Ich finde diesen Gedanken interessant, nicht zuletzt da ich , ähnlich wie der in deinem Posting beschriebene Fall, eine Tiefsitzende Kyphose habe (T10) die nur durch wenige (zwei oder drei - musss noch mal nachgucken) verformte Wirbel verursacht ist. Mit verformt meine ich keilförmig verändert. Zudem sind die Deckplatten zerklüftet wodurch die Wirbelzwischenräume schmaler und die Bandscheiben in ihre Funktion behindert ist .Dadurch ist der betreffende Teil relativ fixiert. Scheuermann eben.
Durch die eigentlich nur auf die zwei Wirbel beschränkte Abweichung wird leider die komplette WS in eine Fehlstatik gezwungen wodurch alle anderen Wirbelgelenke verstärkt belastet sind. Insbesondere die angrenzenden Gelenken werden dadurch daß sie kompensatorisch die Bewegungen des fixierteren Teiles ausgleichen müssen überbelastet und „leiern aus“. (salopp gesagt)
Ähnlich wie Krolik stelle ich mir die folgende Überlegung:
Wenn es gelingen würde die veränderten Wirbelzwischenräume der Betroffenen Keilwirbel durch flexible Implantate zu ersetzen ,die sowohl den ursprünglichen Abstand zwischen den Wirbeln wiederherstellen also auch die Keilform kompensieren, so könnte das zu einer verbesserte WS Statik und verbesserten biomechanischen Eigenschaften führen.
Theoretisch.
Könnte so eine Operation in Zukunft machbar und einigermaßen sicher sein?? Werden die Risiken sich im Rahmen halten. Wird der erhoffte Nutzen eintreten? Welche Erfahrungen bestehen bis jetzt? Was sagt die Fachwelt dazu?,
Ich weis, daß es in gewisser Hinsicht müßig ist sich darüber Gedanken zu machen, und man ist versucht sich eventuell falsche Hoffnungen zu machen. Um Missverständnisse zu vermeiden will ich deswegen gleich daraufhin weisen daß ich mit diesem Posting nicht allgemein Operationen gutheißen will. OPerationen an der Wirbelsäule sind aüßerst Risikobehaftet und abgesehen von extremen Fällen ist die konservative Behandlung mit Schroth und evtl Korsett die beste Wahl.

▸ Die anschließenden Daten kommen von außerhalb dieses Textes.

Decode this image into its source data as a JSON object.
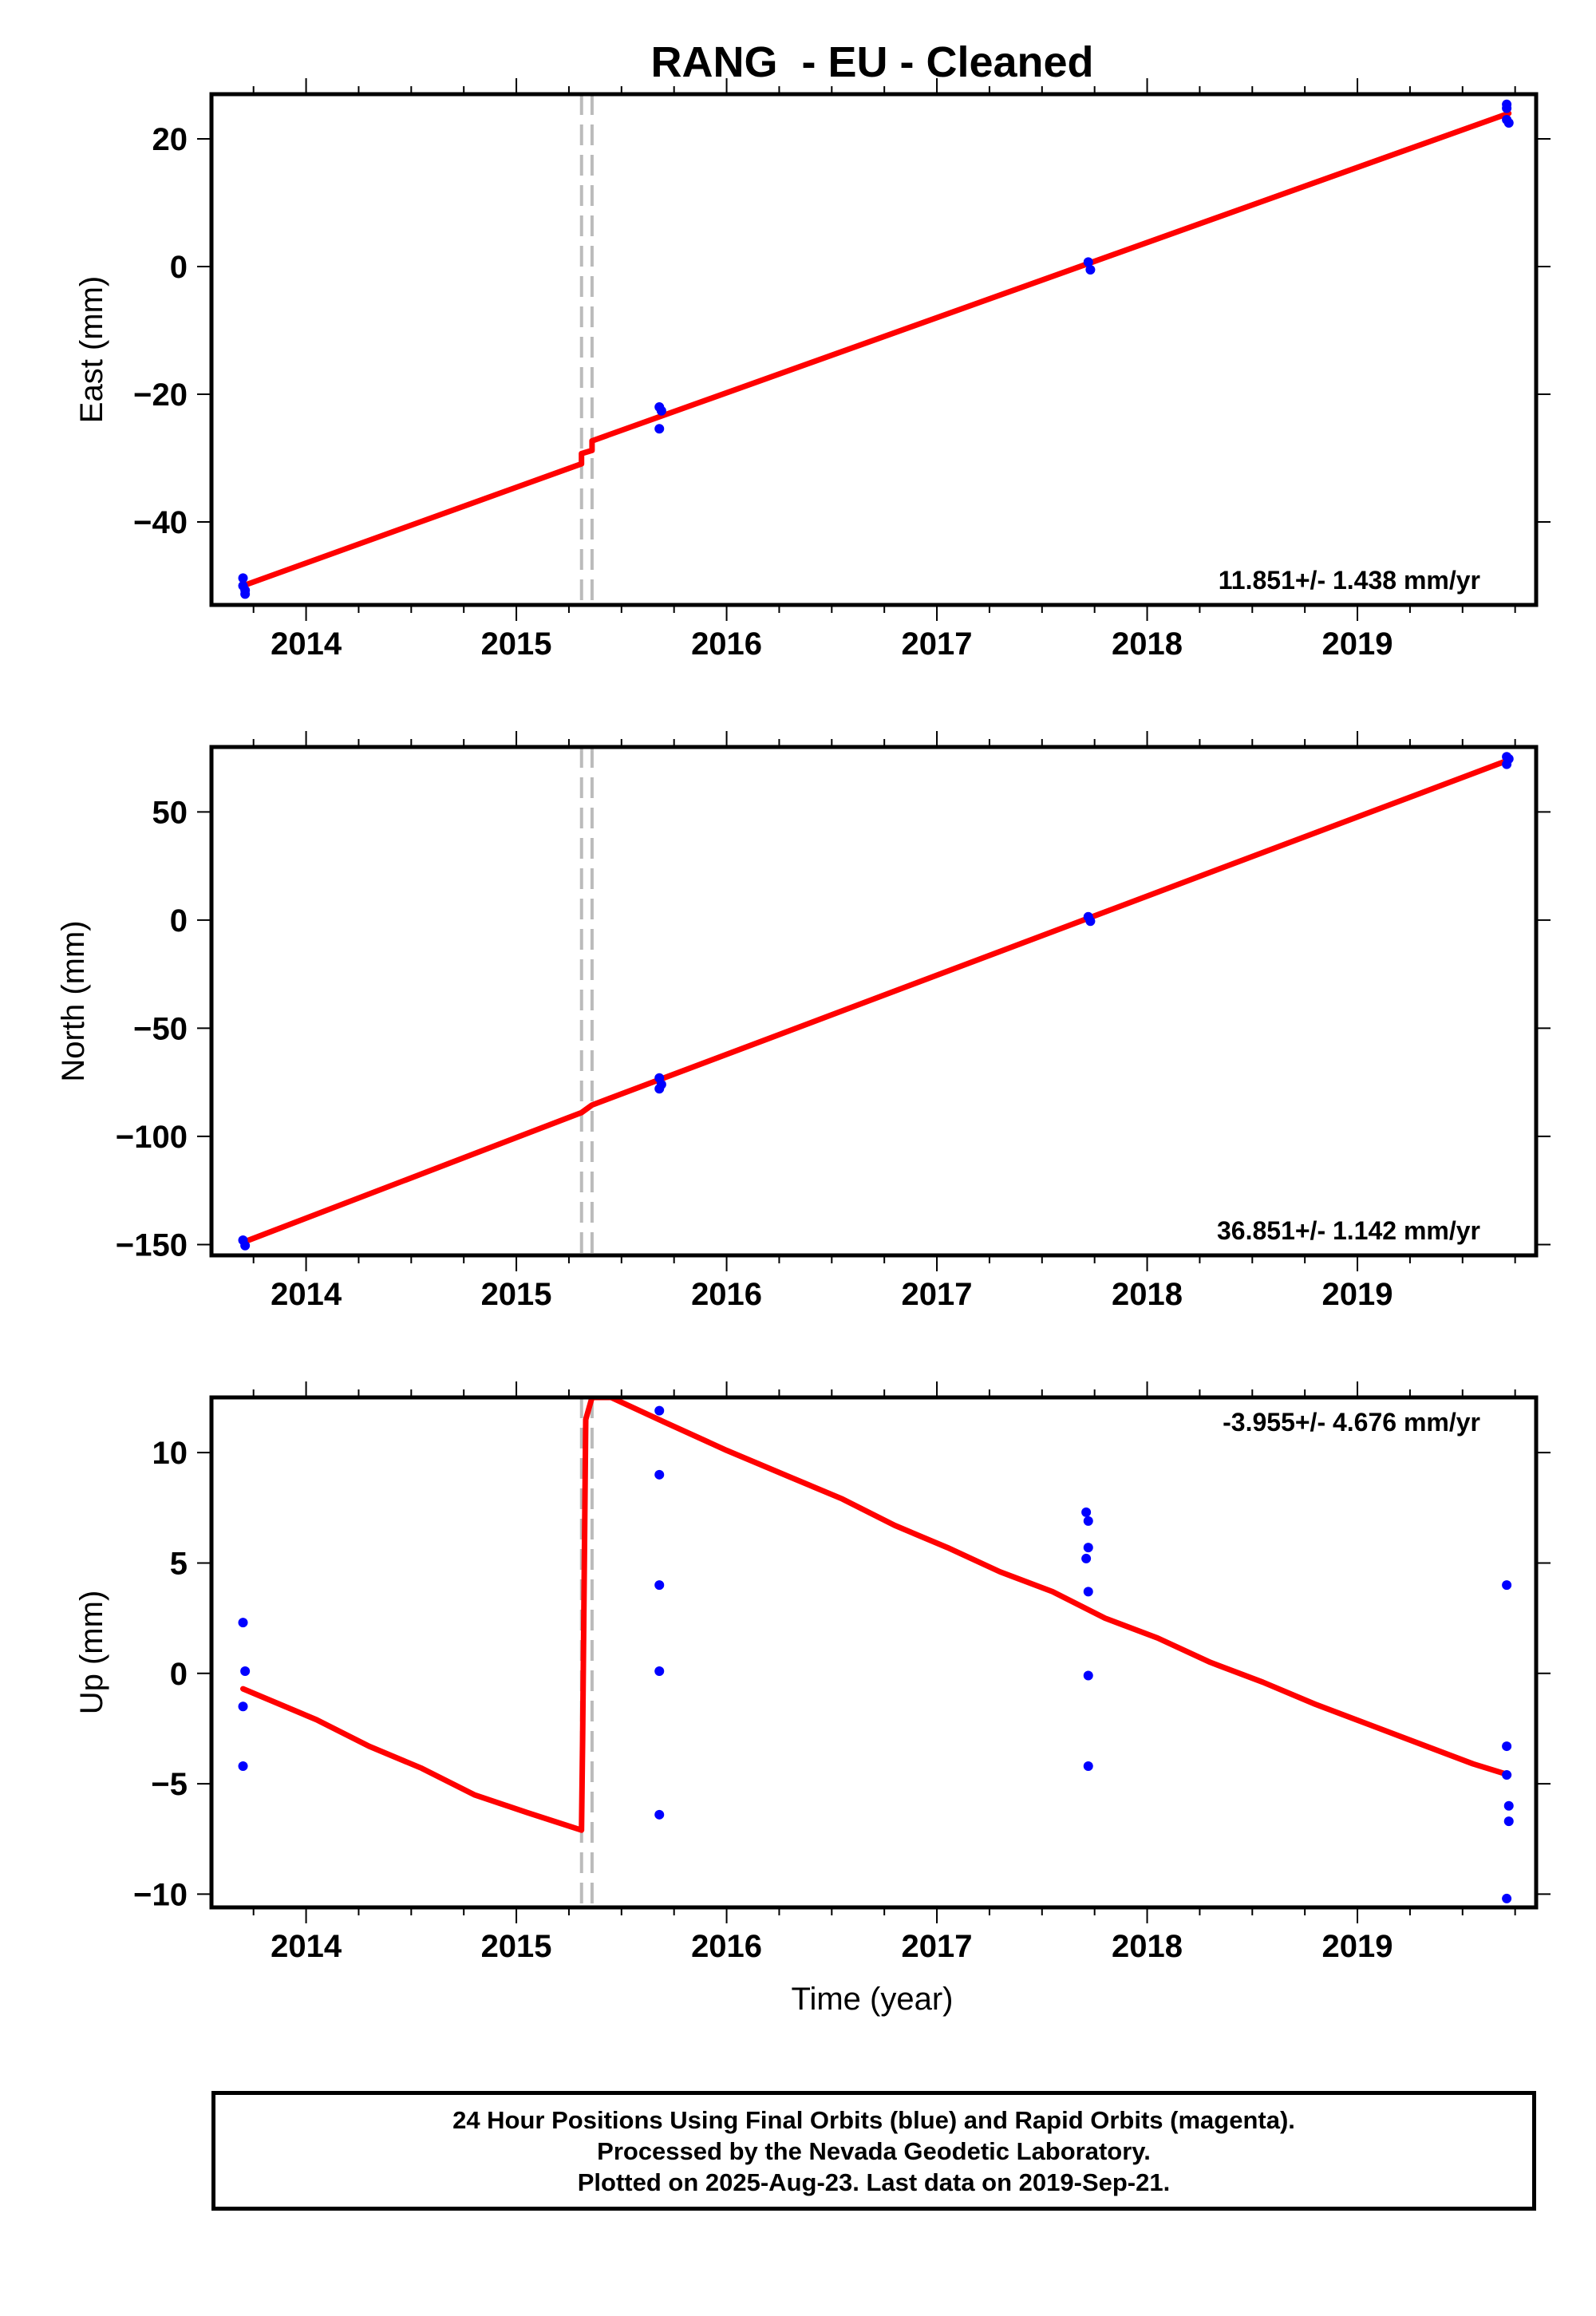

Trotzdem möchte ich die obengenanten Fragen gerne Diskutieren, auch deswegen weil sich im bereich der Bandscheibenimplantate einiges tut.
Krolik, hast du zu diesem Thema in der Zwischenzeit noch etwas herausgefunden?
Warum genau beschäftigst du dich mit dem Thema ? Bist du selbst oder eine dir bekannte Person von einer tiefsitzenden BWS Kyphose betroffen?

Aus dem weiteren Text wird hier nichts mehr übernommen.